Genome-wide epistasis analysis reveals significant epistatic signals associated with Parkinson's disease risk.

Genome-wide association studies have increased our understanding of Parkinson's disease genetics by identifying common disease-associated variants. However, much of the heritability remains unaccounted for, and we hypothesized that this could be explained, in part, by epistasis, the statistical interaction between two or more genetic variants. Here, we developed a genome-wide non-exhaustive epistasis screening pipeline called variant-variant interaction through variable thresholds (VARI3) and applied it to diverse Parkinson's disease genome-wide association study cohorts. We used 14 cohorts of European ancestry (14 671 cases and 17 667 controls) as a discovery stage, identifying 14 significant candidate variant-variant interactions. We then used four independent cohorts (13 377 cases and 413 789 controls) as the replication stage, successfully replicating three epistasis signals located near to SNCA and within MAPT and WNT3. Admixture analysis showed that the epistatic effect on Parkinson's disease of those variants at these loci was observed in individuals with both European ancestry and Native American ancestry.
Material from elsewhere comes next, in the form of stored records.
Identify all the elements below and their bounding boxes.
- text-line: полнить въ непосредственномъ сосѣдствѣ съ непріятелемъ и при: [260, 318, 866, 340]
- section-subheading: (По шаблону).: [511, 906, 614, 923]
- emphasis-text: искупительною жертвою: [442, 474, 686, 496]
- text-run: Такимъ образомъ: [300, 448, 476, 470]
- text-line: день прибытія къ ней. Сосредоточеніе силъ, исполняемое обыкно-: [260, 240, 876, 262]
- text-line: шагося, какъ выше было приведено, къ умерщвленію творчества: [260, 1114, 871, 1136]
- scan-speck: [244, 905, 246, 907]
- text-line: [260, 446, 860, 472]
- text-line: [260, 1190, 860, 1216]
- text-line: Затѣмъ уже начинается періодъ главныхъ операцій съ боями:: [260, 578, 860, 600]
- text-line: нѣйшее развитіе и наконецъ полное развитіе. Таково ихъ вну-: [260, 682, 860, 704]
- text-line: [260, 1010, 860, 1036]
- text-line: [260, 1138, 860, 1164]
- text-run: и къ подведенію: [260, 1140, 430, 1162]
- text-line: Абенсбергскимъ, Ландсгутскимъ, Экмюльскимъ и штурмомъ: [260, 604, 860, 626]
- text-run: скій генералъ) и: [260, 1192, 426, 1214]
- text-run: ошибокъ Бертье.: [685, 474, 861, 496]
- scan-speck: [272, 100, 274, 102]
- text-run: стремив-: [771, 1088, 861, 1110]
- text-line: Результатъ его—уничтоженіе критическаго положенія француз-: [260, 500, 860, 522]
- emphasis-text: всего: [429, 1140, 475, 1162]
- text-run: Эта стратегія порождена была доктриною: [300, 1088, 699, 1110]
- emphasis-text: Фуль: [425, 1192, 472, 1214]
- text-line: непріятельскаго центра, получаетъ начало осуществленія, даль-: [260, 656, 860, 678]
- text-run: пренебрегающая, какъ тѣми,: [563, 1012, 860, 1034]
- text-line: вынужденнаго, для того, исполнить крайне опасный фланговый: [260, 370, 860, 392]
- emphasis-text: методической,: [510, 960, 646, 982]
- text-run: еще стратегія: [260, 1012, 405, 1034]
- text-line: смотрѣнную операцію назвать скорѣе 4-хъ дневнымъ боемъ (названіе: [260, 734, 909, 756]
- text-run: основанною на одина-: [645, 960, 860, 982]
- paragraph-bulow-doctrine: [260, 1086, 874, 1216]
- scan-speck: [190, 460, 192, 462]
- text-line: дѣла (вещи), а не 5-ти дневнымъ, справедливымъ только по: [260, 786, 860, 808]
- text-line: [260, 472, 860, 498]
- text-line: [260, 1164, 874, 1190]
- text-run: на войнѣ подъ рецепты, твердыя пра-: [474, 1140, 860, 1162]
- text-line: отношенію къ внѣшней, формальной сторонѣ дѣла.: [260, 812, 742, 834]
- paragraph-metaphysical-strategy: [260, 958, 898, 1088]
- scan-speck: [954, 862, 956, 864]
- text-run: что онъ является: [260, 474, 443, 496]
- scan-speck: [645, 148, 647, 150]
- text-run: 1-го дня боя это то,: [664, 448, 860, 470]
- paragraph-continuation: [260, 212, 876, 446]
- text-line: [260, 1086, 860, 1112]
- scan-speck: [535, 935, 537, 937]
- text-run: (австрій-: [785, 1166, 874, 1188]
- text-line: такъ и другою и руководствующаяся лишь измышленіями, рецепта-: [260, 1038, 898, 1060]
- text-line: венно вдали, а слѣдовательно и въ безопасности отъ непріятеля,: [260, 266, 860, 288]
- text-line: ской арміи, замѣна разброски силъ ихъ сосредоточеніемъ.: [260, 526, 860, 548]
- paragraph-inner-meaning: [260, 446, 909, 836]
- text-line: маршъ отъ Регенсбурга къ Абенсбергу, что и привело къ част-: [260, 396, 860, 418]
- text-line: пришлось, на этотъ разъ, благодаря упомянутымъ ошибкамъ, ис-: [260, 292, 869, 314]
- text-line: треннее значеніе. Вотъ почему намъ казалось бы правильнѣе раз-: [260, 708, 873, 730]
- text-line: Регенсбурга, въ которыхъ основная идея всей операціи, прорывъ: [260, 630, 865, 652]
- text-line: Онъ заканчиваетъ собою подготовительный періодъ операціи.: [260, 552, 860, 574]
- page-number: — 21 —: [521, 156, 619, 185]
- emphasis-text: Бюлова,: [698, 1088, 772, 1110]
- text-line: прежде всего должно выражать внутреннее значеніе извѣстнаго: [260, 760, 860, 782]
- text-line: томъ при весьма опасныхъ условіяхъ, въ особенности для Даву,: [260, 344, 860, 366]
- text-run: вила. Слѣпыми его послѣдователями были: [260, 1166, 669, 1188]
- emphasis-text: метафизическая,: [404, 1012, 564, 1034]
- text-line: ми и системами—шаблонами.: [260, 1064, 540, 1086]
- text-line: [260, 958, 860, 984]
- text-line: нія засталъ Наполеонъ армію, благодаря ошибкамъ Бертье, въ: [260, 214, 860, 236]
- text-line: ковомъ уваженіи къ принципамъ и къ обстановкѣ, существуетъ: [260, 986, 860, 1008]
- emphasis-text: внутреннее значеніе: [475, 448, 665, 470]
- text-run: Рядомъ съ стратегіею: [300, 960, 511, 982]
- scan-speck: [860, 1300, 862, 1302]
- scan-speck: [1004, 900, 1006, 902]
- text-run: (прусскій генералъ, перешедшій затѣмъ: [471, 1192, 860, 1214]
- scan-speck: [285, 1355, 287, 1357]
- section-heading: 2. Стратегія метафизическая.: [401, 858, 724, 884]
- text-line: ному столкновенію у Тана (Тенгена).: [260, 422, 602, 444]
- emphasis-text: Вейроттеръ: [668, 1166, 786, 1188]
We assessed the functional impact of the epistasis signals across a range of functional/-omics datasets, identifying significant single-variant expression quantitative trait loci across brain tissues, epistasis expression quantitative trait locus signals in whole blood, Parkinson's disease-relevant pathways and ontologies, and chromatin interactions between the regions of the interacting single nucleotide polymorphisms. In conclusion, we identified and replicated novel epistatic signals associated with Parkinson's disease risk across multiple cohorts with diverse genetic ancestry, highlighting their enrichment in pathways relevant to Parkinson's disease.